Perhaps the most problematic aspect of Afghanization is the continuing politicization of the ANA, particularly in the context of the turmoil which followed the August 2009 presidential elections. Bismillah Khan, the chief of staff, is known to be sympathetic to Dr. Abdullah, President Karzai’s main challenger. At the time of writing (21 October 2009) it was not clear yet whether a coalition government would emerge from the Presidential elections; if not the stability of the ANA could be further compromised as most of its officers would be resentful towards President Karzai and his circle for monopolizing power. Karzai might also be tempted to try politically neutralizing the ANA by removing Bismillah Khan, an option he is known to have been considering for some time.
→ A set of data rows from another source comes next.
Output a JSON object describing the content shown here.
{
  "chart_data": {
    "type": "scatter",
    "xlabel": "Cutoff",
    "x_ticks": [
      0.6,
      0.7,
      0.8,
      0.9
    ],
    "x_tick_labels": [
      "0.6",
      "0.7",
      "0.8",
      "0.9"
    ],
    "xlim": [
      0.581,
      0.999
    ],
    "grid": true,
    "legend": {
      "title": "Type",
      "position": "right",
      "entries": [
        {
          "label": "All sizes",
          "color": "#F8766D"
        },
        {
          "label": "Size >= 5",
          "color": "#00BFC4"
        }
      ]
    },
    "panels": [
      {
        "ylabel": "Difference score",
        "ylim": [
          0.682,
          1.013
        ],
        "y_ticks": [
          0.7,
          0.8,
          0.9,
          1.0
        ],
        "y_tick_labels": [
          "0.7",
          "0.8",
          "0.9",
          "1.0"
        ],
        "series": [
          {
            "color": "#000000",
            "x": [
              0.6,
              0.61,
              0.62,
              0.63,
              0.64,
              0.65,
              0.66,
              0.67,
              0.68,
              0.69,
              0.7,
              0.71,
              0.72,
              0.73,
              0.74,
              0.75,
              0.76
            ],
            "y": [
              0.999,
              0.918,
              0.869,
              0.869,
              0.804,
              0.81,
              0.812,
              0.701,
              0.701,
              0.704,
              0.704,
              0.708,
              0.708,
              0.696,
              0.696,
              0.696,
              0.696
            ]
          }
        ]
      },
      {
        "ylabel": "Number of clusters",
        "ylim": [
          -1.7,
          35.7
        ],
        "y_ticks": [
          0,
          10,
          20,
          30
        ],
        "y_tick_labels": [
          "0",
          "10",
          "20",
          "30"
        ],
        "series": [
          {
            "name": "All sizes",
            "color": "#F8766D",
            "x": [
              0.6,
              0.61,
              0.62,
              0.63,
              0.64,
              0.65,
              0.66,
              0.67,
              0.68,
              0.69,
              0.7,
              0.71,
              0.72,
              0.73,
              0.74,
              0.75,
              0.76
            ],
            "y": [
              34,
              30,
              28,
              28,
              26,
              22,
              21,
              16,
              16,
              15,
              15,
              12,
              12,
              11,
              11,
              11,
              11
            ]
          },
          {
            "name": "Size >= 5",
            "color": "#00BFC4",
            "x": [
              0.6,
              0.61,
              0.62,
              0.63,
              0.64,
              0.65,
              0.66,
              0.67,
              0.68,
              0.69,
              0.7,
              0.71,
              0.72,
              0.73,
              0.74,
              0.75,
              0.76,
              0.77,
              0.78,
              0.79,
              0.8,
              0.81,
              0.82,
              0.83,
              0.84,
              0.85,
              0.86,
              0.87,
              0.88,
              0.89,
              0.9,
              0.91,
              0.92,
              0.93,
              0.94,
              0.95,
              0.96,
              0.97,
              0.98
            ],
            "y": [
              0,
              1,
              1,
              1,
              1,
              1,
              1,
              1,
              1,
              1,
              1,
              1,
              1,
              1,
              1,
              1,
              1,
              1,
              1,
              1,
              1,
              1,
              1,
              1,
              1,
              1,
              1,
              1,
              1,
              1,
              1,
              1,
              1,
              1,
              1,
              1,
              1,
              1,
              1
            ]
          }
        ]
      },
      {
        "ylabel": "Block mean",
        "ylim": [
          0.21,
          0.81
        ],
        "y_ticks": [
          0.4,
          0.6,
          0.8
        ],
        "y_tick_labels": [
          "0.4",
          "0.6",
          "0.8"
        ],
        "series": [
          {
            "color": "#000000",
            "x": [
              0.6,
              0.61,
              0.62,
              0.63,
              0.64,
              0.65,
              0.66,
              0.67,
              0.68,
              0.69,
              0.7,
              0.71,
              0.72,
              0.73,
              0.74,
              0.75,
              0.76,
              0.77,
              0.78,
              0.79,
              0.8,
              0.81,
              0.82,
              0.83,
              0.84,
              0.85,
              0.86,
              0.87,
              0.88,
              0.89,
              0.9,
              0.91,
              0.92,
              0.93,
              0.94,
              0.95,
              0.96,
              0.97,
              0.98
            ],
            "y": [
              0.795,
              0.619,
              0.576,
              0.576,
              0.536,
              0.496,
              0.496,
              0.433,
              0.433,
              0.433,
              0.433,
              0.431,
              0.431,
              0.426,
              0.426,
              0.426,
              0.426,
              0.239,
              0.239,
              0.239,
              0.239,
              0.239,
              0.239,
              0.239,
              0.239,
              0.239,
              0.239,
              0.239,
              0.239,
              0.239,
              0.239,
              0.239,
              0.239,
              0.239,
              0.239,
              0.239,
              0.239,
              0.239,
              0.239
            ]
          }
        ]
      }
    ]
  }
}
While a purge of officers loyal to Bismillah Khan is not likely, the substitution of Bismillah with a Karzai loyalist would allow the Presidential camp to appoint loyal officers to lead the new battalions which will be formed in the future, offsetting at least in part the power of Bismillah’s network. The removal of Bismillah, who is a quite charismatic commander, could also lead to the fragmentation of his largely Tajik network, again favoring Karzai’s bid for control. As always, political appointments will tend to be at odd with military effectiveness and the already mediocre ANA could see a further degradation of its command and control capabilities.

In sum, short of a major re-direction in the effort to develop the ANA, it is unlikely that any plan to Afghanize the conflict centered around the ANA will succeed. Even if a change was decided, implementing it would be difficult. There is only very limited ability of the ISAF-participating countries to provide anything else but conventional training to the ANA. The American Special Operations Forces, which have the capability to train in counter-insurgency actions, are spread thin around the globe hunting terrorists and are not in a position to take up the task. The human resources needed to properly staff the ANA are unlikely to be attracted to the job, not just because of the relatively low salaries, but also because the risk involved and the need to deploy away from their families, discourage many. The Taliban are running a campaign to intimidate members of the Afghan security forces, which has been driving recruitment into the ANA to very low levels, at least in southern Afghanistan. Finally addressing the political rivalries which affect the ANA is not something that foreigners can do; a durable political settlement has to be found among Afghans. What the intervening US / NATO coalition in Afghanistan can do is re-direct the mentoring effort in a way more conductive to the growth of autonomous ANA capabilities and skills, but there is no sign that this is happening. The short-term fear that the ANA might suffer some tactical humiliation, overrides the desire to achieve longer-term gains in terms of command capabilities.